Zimbabwe Congress of Trade Union (ZCTU) says unemployment in Zimbabwe which stands at 80 percent has forced many women into crushing stone, vending and other informal trades.

In a country where only 20 percent of the total population is employed the informal trade has saved lives of many including babies like Tanaka, Rita’s one year-old-child.

“We don’t make much but everything, from clothing to feeding of our baby, comes from stone crushing. I have lost myself respect, this job of stone crushing is very taxing and no job for a woman. My wife however insists that she can help with the work and nowadays she is almost always sick,” said David, Rita’s wiry husband who seems to have the world’s burdens on his lean shoulders.

According to Zimbabwe Statistical Office (Zimstats) the National Food Poverty Line for March as measured stood at $34,84 per person.

The World Bank defines poverty in absolute terms and extreme poverty as living on less than $1, 25 per day, and moderate poverty as less than $2 a day.

In March, the country’s poverty datum line for an average of five persons per household stood at $541, a growth of $1,14 percent from the February figure of $535 and shows an increase of 1,2 percent from $534 in the comparable year ago period.

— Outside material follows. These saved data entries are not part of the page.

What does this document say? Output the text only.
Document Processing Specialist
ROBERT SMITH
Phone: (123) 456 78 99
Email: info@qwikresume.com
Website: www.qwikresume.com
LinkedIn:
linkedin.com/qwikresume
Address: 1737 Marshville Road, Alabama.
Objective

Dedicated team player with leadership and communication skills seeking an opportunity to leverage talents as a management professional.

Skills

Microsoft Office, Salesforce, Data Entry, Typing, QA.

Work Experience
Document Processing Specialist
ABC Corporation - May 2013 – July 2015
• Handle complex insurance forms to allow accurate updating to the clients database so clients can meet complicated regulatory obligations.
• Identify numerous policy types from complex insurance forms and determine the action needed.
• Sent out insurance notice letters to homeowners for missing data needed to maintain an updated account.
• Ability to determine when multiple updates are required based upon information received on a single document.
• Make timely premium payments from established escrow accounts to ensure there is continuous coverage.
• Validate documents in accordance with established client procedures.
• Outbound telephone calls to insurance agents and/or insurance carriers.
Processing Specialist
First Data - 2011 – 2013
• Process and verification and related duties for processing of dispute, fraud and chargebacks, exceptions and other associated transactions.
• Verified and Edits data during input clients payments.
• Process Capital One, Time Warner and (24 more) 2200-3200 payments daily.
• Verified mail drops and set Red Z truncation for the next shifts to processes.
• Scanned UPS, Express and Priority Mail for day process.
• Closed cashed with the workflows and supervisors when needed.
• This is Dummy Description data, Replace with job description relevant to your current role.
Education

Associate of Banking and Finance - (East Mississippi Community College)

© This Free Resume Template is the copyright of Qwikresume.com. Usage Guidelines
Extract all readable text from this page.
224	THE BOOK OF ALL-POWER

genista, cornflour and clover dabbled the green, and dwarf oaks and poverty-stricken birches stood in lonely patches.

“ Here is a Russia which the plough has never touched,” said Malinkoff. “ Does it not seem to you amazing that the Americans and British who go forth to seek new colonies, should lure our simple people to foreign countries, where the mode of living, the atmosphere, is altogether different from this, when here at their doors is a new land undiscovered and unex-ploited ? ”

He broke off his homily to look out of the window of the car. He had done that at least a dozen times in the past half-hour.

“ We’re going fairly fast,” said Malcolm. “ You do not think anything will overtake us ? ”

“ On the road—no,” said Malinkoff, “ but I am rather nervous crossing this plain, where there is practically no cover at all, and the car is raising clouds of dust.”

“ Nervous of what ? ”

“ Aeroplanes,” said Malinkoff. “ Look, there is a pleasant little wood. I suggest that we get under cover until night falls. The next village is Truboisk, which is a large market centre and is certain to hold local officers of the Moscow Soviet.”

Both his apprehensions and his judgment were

The poverty datum line is the threshold below which families or individuals are considered to be lacking the resources to meet the basic needs for healthy living; in other words, having insufficient income to provide the food, shelter and clothing needed to preserve health.

Against such, granite boulders — a major feature of the rolling Zimbabwean landscape — are not good enough to provide solutions to the growing needs of the unemployed.

On a good day these women make a mere $4 which can translate to a monthly earning of $120, a pittance against the poverty datum line of around $500.

A full wheelbarrow sale for $2 but customers are not always available.

One big challenge though, that the stone demolishers face is that they have to play cat and mouse with the Environmental Management Authority.